Арсений вышел из подъезда и зашагал к остановке. Машины у него не было, автомобилистов он не любил и находил особенное удовольствие в трехэтажных выражениях в адрес несчастных. А передвигаться можно и на метро. Всё равно быстрее.

Город горел от солнца. Ещё не злое, но уже невыносимо яркое, яростно весёлое, оно вызолачивало миллионы вывесок и реклам, рассыпалось всполохами на миллиардах стеклянных граней, резало на полосы тени под деревьями. Москва жарко дышала и шумно бурлила под ним. Привычно захотелось заткнуть уши, привычно же через мгновение Арсений перестал всё это замечать. Подземный переход, два поворота. Кнопка светофора. Надо бы купить сигарет у метро. Бешеная стайка детей чуть не сшибла его с ног, многоголосо извинилась и понеслась дальше. Никогда он не любил детей. Их всегда слишком много.

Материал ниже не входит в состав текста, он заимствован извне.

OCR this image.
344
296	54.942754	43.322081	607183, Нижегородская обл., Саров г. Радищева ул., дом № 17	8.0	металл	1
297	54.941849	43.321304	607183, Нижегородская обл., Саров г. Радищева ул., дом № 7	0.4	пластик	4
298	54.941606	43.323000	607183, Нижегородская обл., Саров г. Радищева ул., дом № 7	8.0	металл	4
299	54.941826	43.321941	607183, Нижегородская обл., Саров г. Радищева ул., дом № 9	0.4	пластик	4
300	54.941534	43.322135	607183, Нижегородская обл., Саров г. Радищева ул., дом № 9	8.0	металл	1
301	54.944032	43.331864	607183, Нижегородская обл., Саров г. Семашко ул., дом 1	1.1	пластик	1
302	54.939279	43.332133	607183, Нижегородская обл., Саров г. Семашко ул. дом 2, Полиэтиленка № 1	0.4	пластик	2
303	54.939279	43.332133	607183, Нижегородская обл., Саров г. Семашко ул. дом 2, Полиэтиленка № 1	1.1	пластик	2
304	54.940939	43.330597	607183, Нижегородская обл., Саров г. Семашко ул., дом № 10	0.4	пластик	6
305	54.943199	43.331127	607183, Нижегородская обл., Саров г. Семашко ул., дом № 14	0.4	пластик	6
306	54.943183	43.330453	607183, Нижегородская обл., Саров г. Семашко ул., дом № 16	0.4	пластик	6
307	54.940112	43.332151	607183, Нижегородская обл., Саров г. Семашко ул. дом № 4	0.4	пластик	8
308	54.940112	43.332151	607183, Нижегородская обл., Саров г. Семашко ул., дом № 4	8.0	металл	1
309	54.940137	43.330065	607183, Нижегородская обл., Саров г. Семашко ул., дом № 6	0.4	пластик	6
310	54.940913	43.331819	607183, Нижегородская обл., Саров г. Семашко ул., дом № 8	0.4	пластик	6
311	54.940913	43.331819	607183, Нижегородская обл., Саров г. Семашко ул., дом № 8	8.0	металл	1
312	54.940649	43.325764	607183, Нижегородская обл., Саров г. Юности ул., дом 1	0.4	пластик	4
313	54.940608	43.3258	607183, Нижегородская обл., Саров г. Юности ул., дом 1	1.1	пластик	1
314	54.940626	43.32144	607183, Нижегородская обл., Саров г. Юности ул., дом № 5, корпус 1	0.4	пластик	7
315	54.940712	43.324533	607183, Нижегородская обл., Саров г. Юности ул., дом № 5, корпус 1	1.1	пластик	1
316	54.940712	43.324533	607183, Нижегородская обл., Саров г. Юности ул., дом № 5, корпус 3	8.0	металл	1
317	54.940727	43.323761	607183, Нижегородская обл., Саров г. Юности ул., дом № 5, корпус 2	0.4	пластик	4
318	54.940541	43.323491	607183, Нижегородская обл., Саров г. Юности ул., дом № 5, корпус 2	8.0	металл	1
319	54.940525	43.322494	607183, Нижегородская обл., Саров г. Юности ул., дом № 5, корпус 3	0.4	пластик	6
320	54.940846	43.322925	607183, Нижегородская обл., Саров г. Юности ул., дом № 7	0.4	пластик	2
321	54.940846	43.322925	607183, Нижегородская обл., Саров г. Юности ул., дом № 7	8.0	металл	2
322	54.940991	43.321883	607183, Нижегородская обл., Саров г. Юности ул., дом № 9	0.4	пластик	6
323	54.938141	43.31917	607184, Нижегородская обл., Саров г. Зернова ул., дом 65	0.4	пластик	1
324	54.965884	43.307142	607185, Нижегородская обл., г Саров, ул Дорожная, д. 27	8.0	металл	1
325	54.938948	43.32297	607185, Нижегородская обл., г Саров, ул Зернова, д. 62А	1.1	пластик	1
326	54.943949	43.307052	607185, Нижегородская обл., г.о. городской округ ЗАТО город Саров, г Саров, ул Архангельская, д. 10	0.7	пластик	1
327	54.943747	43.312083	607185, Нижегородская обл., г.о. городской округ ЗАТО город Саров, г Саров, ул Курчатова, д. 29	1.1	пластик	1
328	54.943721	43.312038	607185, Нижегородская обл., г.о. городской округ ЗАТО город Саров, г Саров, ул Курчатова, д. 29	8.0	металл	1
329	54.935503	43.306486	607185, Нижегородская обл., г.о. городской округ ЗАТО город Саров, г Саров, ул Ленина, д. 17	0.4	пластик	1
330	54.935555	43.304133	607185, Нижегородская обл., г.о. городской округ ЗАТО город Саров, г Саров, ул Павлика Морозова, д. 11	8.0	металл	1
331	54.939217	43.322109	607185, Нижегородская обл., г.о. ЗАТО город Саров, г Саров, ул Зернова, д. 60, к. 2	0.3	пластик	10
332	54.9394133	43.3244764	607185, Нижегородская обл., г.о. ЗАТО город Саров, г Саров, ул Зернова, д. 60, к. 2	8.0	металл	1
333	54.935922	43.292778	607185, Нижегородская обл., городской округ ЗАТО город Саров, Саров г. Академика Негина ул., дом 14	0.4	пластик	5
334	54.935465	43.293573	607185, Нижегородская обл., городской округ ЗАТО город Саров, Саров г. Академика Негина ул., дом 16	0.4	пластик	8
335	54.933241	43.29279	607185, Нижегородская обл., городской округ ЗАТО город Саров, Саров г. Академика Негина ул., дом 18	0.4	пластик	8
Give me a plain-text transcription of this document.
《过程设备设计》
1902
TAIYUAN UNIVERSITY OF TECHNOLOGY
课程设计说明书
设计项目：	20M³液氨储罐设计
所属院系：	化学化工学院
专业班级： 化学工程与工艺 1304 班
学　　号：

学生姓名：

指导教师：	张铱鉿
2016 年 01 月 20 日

Ещё поворот. Длинная улица. Магазин. И на углу раритет, висящий прямо на стене древний синий почтовый ящик. Как положено, с белым номером и полукруглой железной открывашкой сверху. Вполне рабочий почтовый ящик, это Арсений знал точно.

Он подошёл, дёрнул скрипнувшую открывашку. Достал из кармана белый конверт. Как всегда, бумага скользнула внутрь бесшумно. Как всегда, он зачем-то пожелал про себя добраться благополучно. Пройти через недра ящика, сумки почтальона, некий загадочный распределитель. Чужие руки и взгляды. Огонь, воду и медные трубы. Счастливо дойти до получателя лучшему творению всей его бестолковой жизни. Роману в письмах длиной в жизнь. И ценою, кажется, тоже.

Железная створка хлопнула. Арсений отвернулся и, не взглянув больше на синий антиквариат, зашагал к метро. Итак, сигареты, бутылку воды ещё и на работу. День обещал быть долгим.